The Trump White House has proposed a tax reform bill that would cut corporate and individual tax rates. The Trump administration says the cuts would spur economic growth and help boost people's incomes.

The emerging plan would also get rid of several tax deductions in order to help pay for the plan, leading some to worry that some of the most popular would fall away. But Trump's tweet indicates that he has no plan to limit people from using pre-tax savings for their retirement, as they can now in their 401(k) and IRA plans.

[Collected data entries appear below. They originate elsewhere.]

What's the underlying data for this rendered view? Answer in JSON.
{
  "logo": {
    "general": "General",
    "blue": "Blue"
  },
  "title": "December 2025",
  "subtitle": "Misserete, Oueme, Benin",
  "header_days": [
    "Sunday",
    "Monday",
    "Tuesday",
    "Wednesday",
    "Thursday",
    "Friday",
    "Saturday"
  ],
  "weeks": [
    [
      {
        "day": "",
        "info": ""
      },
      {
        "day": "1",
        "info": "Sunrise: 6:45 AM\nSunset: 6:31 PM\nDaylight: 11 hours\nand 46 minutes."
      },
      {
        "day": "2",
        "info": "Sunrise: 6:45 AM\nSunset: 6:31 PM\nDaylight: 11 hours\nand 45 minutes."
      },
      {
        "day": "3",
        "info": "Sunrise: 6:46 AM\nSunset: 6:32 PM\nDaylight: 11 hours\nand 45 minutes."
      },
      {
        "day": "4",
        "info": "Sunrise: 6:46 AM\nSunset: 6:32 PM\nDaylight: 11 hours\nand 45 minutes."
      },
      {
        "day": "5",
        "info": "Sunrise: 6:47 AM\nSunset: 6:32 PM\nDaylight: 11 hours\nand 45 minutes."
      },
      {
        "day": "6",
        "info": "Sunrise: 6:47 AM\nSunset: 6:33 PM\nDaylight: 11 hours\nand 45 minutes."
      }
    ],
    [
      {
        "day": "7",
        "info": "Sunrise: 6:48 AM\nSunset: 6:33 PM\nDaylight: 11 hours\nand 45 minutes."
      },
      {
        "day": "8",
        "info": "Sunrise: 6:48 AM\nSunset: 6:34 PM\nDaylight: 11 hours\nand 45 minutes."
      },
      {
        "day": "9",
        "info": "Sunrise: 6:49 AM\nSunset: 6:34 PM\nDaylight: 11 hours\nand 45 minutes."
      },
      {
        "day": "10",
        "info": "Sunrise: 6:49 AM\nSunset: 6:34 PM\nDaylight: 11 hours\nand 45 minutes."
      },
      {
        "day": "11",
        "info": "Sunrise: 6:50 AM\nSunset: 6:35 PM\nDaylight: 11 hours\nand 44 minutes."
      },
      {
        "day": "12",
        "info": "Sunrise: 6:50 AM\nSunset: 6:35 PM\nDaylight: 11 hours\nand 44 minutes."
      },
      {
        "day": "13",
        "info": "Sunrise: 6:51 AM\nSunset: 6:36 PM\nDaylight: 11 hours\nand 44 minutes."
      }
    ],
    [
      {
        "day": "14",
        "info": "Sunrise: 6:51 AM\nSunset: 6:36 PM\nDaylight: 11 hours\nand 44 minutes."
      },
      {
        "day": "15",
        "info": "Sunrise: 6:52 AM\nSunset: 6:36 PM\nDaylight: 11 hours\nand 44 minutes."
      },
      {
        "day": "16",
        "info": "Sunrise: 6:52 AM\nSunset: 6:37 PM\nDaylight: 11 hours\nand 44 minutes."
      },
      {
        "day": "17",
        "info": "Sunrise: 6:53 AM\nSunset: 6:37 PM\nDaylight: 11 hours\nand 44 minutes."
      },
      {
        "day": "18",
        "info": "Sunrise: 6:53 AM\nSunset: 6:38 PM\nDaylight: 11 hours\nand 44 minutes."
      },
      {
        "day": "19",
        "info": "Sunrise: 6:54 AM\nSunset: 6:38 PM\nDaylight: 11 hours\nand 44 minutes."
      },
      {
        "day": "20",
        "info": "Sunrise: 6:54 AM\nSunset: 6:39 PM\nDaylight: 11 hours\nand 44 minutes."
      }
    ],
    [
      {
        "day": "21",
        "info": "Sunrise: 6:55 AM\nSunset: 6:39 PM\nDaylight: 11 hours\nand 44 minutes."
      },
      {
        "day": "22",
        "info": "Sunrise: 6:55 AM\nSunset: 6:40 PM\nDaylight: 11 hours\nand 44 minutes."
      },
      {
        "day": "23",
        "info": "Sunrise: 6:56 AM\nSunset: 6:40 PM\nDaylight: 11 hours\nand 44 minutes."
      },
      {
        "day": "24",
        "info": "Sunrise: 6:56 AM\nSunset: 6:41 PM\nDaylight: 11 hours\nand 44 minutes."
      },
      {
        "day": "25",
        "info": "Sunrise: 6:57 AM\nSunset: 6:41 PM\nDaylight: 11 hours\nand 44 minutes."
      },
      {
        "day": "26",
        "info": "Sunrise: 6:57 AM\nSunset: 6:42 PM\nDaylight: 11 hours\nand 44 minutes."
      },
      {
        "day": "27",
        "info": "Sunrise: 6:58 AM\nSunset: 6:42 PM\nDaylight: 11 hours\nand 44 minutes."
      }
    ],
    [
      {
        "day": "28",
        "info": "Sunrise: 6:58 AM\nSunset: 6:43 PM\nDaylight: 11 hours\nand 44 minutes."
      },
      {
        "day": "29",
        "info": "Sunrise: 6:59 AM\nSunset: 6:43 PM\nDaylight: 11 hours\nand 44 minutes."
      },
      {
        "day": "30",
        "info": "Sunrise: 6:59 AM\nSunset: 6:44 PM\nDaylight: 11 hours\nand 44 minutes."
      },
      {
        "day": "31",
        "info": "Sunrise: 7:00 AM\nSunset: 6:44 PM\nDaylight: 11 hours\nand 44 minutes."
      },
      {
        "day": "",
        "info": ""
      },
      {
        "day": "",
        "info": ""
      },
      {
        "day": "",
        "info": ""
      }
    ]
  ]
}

Before Trump's tweet, the financial industry expressed fears Congress might be looking to put limits on the ability of savers to dedicate some of their pre-tax income to their 401(k) plan. One version of that plan would have lowered annual contribution limits to 401(k)s, forcing savers to rely more heavily on retirement plans like the Roth IRA, into which people put money that has already been taxed into their retirement. Roth IRA savings can be withdrawn in retirement free of taxes, since taxes were paid up front, while withdrawals from 401(k) plans are taxed.

Leaning more on Roth IRAs would create more tax revenue up front for the government, and is seen by some as an accounting gimmick that creates revenue earlier and helps pay for the broader tax reform bill.

But while Trump said the traditional 401(k) plan "stays" under the GOP tax plan, it's not clear if that also means no limits will be placed on future 401(k) contributions.

After unveiling a tax reform framework in September, President Trump and Republican leaders in Congress have faced reluctance on the part of some rank-and-file members to eliminate some of the tax breaks targeted to be ended in favor of lowering tax rates. In particular, representatives of blue states have rebelled against the idea of ending the deduction for state and local taxes.

Changing the tax treatment of 401(k)s might have been another attractive way for Republicans to raise revenues because of the sums involved. The Treasury expects that such plans will lower revenues by almost $600 billion over the next five years.